Master tezimde sona yaklaşıyordum ve o zaman oturduğumuz evden acilen taşınmamız gerekiyordu. Neden biz olaylı bir aile miyiz? Kısmen ama neden acil koduyla ev aradığımızı başka bir yazıda anlatayım. Ama ruh halimiz önemli, uzun zamandır ev arıyorduk, maddi manevi çökmüştük, umutsuz ve evin içinde tüm kombinasyonlarda kavgalıydık. İki sokak ileride, yani annemin tam istediği yerde, 3 oda 1 salon ve 2 balkon, yani babamın tam gönlüne göre (nedense babam her şeyin en büyüğünü ve genişini sever) ve kirası bizim kriterlerimizi karşılayan bir ev bulduk. Ama şunu da belirteyim, 10 küsür sene oturduğunuz evden çıkıyorsanız zaten kira en az 2’ye katlandı demektir, malesef. Neyse, aniden biz paralel bir evrene geçiş yaptık ve kendimizi katalogdan renk seçerken bulduk. Sanki her şey yolundaymış gibi. Ev gerçekten iyiydi, babam onu baştan yaratmıştı, biz buradan daha taşınmayız heralde dedik. Bu eve göre yeni mobilyalar alındı, umutlar tazelendi, önceki eve dair tüm kötü anılar silinmek istendi.
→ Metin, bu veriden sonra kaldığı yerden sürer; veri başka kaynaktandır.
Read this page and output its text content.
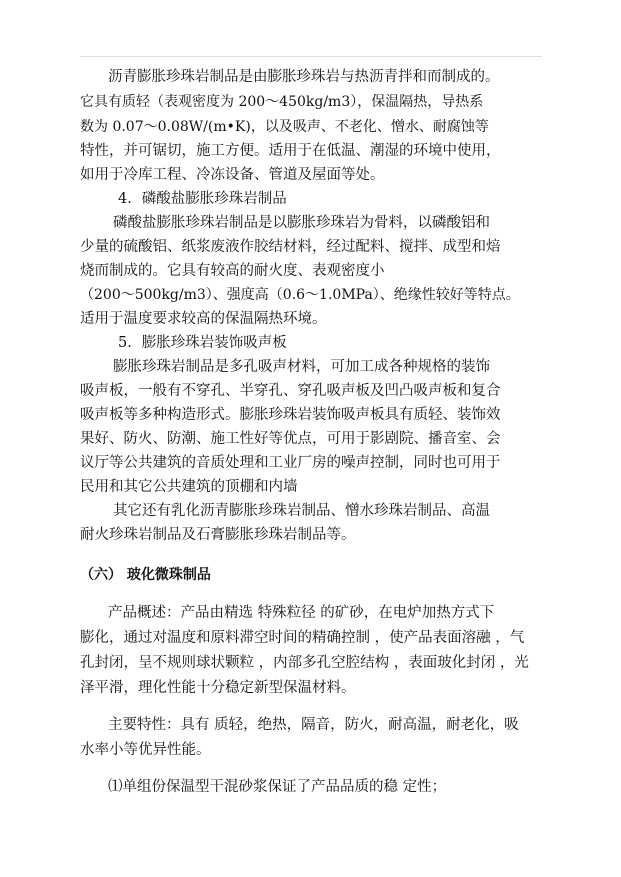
沥青膨胀珍珠岩制品是由膨胀珍珠岩与热沥青拌和而制成的。
它具有质轻（表观密度为 200～450kg/m3），保温隔热，导热系
数为 0.07～0.08W/(m•K)，以及吸声、不老化、憎水、耐腐蚀等
特性，并可锯切，施工方便。适用于在低温、潮湿的环境中使用，
如用于冷库工程、冷冻设备、管道及屋面等处。
4．磷酸盐膨胀珍珠岩制品
磷酸盐膨胀珍珠岩制品是以膨胀珍珠岩为骨料，以磷酸铝和
少量的硫酸铝、纸浆废液作胶结材料，经过配料、搅拌、成型和焙
烧而制成的。它具有较高的耐火度、表观密度小
（200～500kg/m3）、强度高（0.6～1.0MPa）、绝缘性较好等特点。
适用于温度要求较高的保温隔热环境。
5．膨胀珍珠岩装饰吸声板
膨胀珍珠岩制品是多孔吸声材料，可加工成各种规格的装饰
吸声板，一般有不穿孔、半穿孔、穿孔吸声板及凹凸吸声板和复合
吸声板等多种构造形式。膨胀珍珠岩装饰吸声板具有质轻、装饰效
果好、防火、防潮、施工性好等优点，可用于影剧院、播音室、会
议厅等公共建筑的音质处理和工业厂房的噪声控制，同时也可用于
民用和其它公共建筑的顶棚和内墙
其它还有乳化沥青膨胀珍珠岩制品、憎水珍珠岩制品、高温
耐火珍珠岩制品及石膏膨胀珍珠岩制品等。
（六） 玻化微珠制品
产品概述：产品由精选 特殊粒径 的矿砂，在电炉加热方式下
膨化，通过对温度和原料滞空时间的精确控制 ，使产品表面溶融 ，气
孔封闭，呈不规则球状颗粒 ，内部多孔空腔结构 ，表面玻化封闭 ，光
泽平滑，理化性能十分稳定新型保温材料。
主要特性：具有 质轻，绝热，隔音，防火，耐高温，耐老化，吸
水率小等优异性能。
⑴单组份保温型干混砂浆保证了产品品质的稳 定性；
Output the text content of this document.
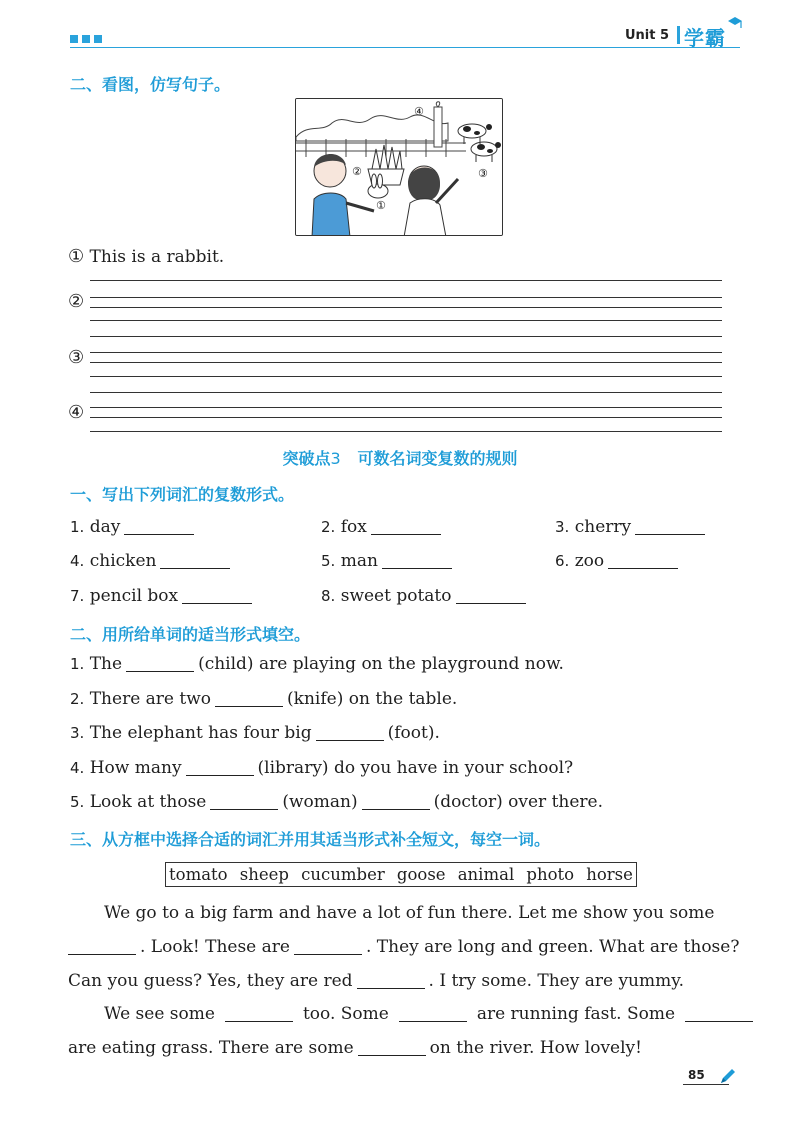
Unit 5 学霸
二、看图，仿写句子。
④
②
①
③
① This is a rabbit.
②
③
④
突破点3 可数名词变复数的规则
一、写出下列词汇的复数形式。
1. day	2. fox	3. cherry
4. chicken	5. man	6. zoo
7. pencil box	8. sweet potato
二、用所给单词的适当形式填空。
1. The	(child) are playing on the playground now.
2. There are two	(knife) on the table.
3. The elephant has four big	(foot).
4. How many	(library) do you have in your school?
5. Look at those	(woman)	(doctor) over there.
三、从方框中选择合适的词汇并用其适当形式补全短文，每空一词。
tomato sheep cucumber goose animal photo horse

We go to a big farm and have a lot of fun there. Let me show you some

. Look! These are	. They are long and green. What are those?

Can you guess? Yes, they are red	. I try some. They are yummy.

We see some	too. Some	are running fast. Some

are eating grass. There are some	on the river. How lovely!

85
Tam 3 ay, evet taşındıktan 3 ay sonra üst katımızda oturan ev sahibi ve eşi misafirliğe gelmek istedi. Annem ve babam o kadar sevindi ki önceki evde yaşananlardan sonra, bayağ komşuları olacak diye heyecanlandılar. Ben o gün eve özellikle geç geldim, kalabalık etmeyeyim diye, bir de sevmem pek öyle tanımadığım insanlar falan. Zili çaldım, artık gitmiş olduklarını düşünerek. Kapıda bize ait olmayan ayakkabıları gördüm, gitmemişlerdi. Annem kapıyı inanılmaz şaşkın ve üzgün bir ifadeyle açtı. Şebnem güya odasına geçmiş ama salonu dinliyordu gördüm, o da şoktaydı. Sonra ben misafirlere selam vereyim diye salona şöyle bir baktım, ilk gördüğüm şey iki elini bacakları arasında sıkıştırıp koltuğun ucunda düşecek gibi kalakalmış babam oldu. Meğer, çok rica edeceğiz hızlıca bu evden çıkmanız gerekiyor, bizim bu evde oturan oğlumuz tutturdu bu eve geri döneceğim diye, sözümüzü dinletemiyoruz demeye gelmişler. Evet.
1-2 sene öncesine filmi sarıp o ana gelene dek ailece yaşadığımız her şeyi düşününce bu çok sert bir andı, yok artık daha nelerdi, bu da mı olacaktı. Babamın o halini hiç unutmadım. En sevdiğim barda 2 arkadaşımla takılırken bu olanları “babam neler neler yaşadı ama onu hiç böyle görmedim” diyerek anlattım. Günler içinde babam hastaneye kaldırıldı ve bu da kendi kendine bir başka yazı, yok yazı dizisi falan olur heralde. Doktorlar büyük bir stres, üzüntü mü yaşadı yakın zamanda diye sorduğunda, barda arkadaşlarıma anlattığım gibi anlattım her şeyi. Ben babamın beyninin sağ tarafında, tıbben şanslı sayılan bir noktaya atılan pıhtının atılma saatini biliyorum diyebiliriz, hep böyle düşündüm.
O aile daha sonra Müge Anlı’ya çıkabilecek seviyede talihsiz şeyler yaşadılar kendi içlerinde ve hep nedense bizi evden çıkarmanın en iyi çözüm olduğunu düşünüp dava açtılar. Öyle saçma sebeplerle, bir keresinde inanılmaz kötülük dolu bir planla bazen de öyle plansız davalar açılıyordu ki, biz pek bir şey yapmadan 4 yıl daha oturmaya devam edebildik.